The Pace of Data: Understanding data source timeliness on the Dashboard
Mar. 15, 2021
Samantha Breslin & Taylor Lampe
Mental health concerns have been front and center recently, with the toll of the COVID-19 pandemic weighing heavily on many. If you are interested in exploring mental health in your community, you can look at frequent mental distress on the Dashboard. You’ll notice, though, that the most recent year of data is 2018, which is now 3 years ago!
Users frequently ask us for more current data. This is especially true now, when fast-paced COVID-19 metrics have raised our expectations for speedy public health data. This blog explains why the Dashboard’s data is often lagged by a few years and how it can be useful for your city – even amidst rapid changes, like what we’re seeing now in the COVID-19 pandemic.
Why are many of our metrics 2-3 years old?
Ideally, we would know the exact number or proportion of people in a particular place--or across the United States--who have completed high school or received a diagnosis for a condition like diabetes. Unfortunately, gathering data from every single person would be extremely expensive and time consuming, and therefore isn’t possible for most public health or social determinant measures. Instead, organizations like the U.S. Census Bureau or the Centers for Disease Control and Prevention (CDC) administer surveys to a smaller number of U.S. residents – a sample that is considered “representative” of, or similar to, the total population. They apply statistics to these survey results in order to approximate the number of people with a certain diagnosis or experience. Using our recent release of 2018 PLACES Project data as an example, we illustrate below how these data get from a survey question to our site and why that process can take some time.
2018: Data are collected in an annual survey called BRFSS (Behavioral Risk Factor Surveillance System). BRFSS is overseen by the CDC, but surveys are conducted by state health departments. Over 500,000 BRFSS phone interviews were conducted during 2018.

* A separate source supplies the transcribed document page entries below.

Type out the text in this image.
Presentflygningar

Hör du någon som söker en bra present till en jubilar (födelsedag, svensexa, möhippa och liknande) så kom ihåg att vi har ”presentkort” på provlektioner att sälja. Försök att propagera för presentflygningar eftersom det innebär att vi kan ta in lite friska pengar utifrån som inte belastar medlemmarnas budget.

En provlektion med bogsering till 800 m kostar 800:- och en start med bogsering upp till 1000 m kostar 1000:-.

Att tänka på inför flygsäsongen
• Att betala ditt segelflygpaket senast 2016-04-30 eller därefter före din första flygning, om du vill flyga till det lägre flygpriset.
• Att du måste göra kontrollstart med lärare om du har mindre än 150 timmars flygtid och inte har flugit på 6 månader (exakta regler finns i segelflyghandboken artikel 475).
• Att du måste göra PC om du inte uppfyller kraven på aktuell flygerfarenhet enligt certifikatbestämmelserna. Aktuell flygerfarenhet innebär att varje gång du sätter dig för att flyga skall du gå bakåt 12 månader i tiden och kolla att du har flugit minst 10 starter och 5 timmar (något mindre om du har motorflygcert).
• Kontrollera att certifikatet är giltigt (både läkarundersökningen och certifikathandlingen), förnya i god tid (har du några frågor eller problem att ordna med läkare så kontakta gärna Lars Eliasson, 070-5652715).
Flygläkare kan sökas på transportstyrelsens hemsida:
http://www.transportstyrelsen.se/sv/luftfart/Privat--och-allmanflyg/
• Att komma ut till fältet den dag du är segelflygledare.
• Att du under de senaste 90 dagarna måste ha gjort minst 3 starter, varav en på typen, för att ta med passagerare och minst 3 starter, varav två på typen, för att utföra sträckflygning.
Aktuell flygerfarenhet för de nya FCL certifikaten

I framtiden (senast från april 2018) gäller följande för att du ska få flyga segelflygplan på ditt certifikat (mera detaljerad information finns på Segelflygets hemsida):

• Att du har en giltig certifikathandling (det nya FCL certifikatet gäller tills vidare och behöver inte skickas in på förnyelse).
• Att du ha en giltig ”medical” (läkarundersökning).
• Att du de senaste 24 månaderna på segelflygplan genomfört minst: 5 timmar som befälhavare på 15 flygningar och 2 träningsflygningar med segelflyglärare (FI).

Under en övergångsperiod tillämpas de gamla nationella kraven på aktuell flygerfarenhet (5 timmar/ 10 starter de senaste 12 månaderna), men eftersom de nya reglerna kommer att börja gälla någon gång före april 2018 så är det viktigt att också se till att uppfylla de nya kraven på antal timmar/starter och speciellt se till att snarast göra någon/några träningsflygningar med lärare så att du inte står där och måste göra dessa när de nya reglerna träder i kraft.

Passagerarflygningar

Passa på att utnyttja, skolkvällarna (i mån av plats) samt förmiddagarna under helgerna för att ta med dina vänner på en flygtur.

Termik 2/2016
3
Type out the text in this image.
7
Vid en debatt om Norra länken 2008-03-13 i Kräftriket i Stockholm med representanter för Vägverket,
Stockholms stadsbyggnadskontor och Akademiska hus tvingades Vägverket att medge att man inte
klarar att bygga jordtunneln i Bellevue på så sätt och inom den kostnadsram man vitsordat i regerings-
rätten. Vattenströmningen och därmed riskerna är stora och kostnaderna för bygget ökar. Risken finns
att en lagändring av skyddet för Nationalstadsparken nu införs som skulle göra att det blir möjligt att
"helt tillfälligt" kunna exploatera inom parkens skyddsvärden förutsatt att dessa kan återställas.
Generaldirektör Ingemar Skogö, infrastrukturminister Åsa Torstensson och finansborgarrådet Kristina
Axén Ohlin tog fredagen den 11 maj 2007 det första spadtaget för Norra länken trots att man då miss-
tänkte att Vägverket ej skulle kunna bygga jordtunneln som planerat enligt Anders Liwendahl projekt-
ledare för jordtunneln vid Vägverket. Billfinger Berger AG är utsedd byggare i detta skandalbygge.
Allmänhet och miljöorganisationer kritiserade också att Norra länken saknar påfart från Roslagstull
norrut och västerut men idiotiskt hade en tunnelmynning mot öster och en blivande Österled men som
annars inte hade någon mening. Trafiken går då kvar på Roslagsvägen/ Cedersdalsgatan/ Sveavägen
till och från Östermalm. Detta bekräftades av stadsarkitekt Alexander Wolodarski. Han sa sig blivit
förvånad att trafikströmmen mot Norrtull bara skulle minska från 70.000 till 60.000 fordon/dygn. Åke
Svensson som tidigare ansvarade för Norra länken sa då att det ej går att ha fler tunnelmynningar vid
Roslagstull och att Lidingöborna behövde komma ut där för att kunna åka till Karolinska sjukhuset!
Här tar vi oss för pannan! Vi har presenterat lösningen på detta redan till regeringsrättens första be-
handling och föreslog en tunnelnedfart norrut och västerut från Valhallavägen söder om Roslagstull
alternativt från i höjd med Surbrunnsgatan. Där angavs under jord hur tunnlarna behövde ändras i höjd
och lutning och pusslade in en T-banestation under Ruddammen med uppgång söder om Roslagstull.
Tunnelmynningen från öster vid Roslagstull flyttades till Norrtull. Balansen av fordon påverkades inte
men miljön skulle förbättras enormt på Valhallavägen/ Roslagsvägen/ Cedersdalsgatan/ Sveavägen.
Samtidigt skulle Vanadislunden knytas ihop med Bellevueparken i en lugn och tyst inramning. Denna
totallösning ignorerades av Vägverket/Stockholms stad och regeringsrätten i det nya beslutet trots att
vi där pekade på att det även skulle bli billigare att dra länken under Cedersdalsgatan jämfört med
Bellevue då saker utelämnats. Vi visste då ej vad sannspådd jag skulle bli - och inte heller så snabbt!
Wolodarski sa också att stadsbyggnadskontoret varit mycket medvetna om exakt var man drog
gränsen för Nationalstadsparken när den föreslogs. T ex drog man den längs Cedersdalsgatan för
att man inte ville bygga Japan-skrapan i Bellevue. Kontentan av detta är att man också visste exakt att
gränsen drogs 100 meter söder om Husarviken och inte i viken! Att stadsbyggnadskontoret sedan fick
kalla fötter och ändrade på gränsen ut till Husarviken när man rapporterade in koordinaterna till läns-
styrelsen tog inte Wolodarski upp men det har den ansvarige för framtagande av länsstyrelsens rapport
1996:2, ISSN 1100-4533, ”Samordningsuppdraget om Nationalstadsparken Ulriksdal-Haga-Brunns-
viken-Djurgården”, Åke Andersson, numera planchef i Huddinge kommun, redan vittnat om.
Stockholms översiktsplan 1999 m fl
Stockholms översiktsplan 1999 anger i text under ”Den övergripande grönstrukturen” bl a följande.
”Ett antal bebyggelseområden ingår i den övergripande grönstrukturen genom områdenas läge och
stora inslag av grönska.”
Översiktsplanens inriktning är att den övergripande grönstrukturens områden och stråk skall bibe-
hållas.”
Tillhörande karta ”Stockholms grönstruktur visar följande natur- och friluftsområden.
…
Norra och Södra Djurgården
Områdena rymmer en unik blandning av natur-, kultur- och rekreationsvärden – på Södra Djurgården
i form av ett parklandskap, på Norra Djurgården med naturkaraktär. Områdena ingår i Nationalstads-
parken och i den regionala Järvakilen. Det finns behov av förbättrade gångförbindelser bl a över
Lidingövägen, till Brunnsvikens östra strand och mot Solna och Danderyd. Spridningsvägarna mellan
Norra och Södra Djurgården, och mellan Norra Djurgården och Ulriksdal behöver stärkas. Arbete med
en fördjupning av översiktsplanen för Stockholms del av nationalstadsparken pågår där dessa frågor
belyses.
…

Early 2019: After the 50 states sent their interview data to the CDC, data were checked for accuracy, weighted, and analyzed before being released to the public for the nation, all states, and select metropolitan areas.
Late 2019 - 2020: PLACES Project used BRFSS survey data to create metric estimates for geographies smaller than states (eg. cities, census tracts). This process required analyzing individual, county, and state data, running complex statistical models, and validating the estimates.
Early 2021: Once PLACES publicly released their census tract and city estimates, the Dashboard analytic team performed our own internal data preparation for the website, bringing us to our most recent release earlier in March.
As you can see, it takes a lot of time and effort to get these data ready. For most public health practitioners, these data lags are a tolerable trade-off in order to ensure that data are accurate and closely represent the entire population. As the common saying goes, the pros outweigh the cons. Plus, under most circumstances, public health measures do not drastically change over a three-year period. We can expect data from 2017 or 2018 to be similar to current patterns. But what happens during a crisis…or a global pandemic?
How has COVID-19 impacted our data sources?
The COVID-19 pandemic has drastically transformed our lives. Given so much change, we may expect some metrics from 2017 and 2018 to not accurately represent health and its drivers in 2021.
For example, unemployment is at its highest levels since the Great Depression, and many have reported struggling to afford mortgage or rent payments. Relatedly, many people’s health insurance status might be at risk due to job loss. And with over 500,000 lives already taken by COVID-19 across all age groups and demographics, it seems likely that the level of premature deaths is higher than we’d expect.
How can users interpret and use lagged data?
When users visit the site today and see, for example, excessive housing cost estimates from 2018, we suggest they view these data with a critical lens. These data reflect something true about cities and neighborhoods in the recent past, and users can still use this information in combination with their first-hand knowledge about how COVID has impacted different communities. Users should ask questions based on what they know about their city:
“Are there areas that have been affected more by COVID than others?”
“How might COVID deepen existing disparities in my city?” For many measures, like life expectancy, we are already starting to see existing disparities deepen across income and race.
“Where would I expect economic impacts to be more or less severe?”
National datasets are most useful when they support local data and residents’ understandings of a place or community. This was true prior to the pandemic and is still true today.
What is the Dashboard doing to improve data timeliness?
In response to the pandemic, the Dashboard team is thinking critically about our “normal” ways of operating by exploring new metrics and more timely data sources. Here are the first steps we’ve taken to enhance our data offerings:
Adding and updating the COVID Local Risk Index, which estimates city- and neighborhood-level risk of COVID infection and illness severity.
Adding Unemployment, current, city-level, a measure responding to COVID-related changes in unemployment. This measure is updated monthly and has a lag of only 3-4 months instead of the 2-3 year lag in our Unemployment, annual, neighborhood-level metric.
Broadly, though, improving the timeliness of public health data is a goal across the discipline, and advancements in data collection and processing technology are making that goal more of a possibility. For example, the Dashboard is collaborating on a new grant which seeks to find more timely data streams for health metrics, which we can then hopefully bring to the site. If you have any ideas for data sources you think we should explore or if you have any questions about how we present and analyze data on the site, please let us know.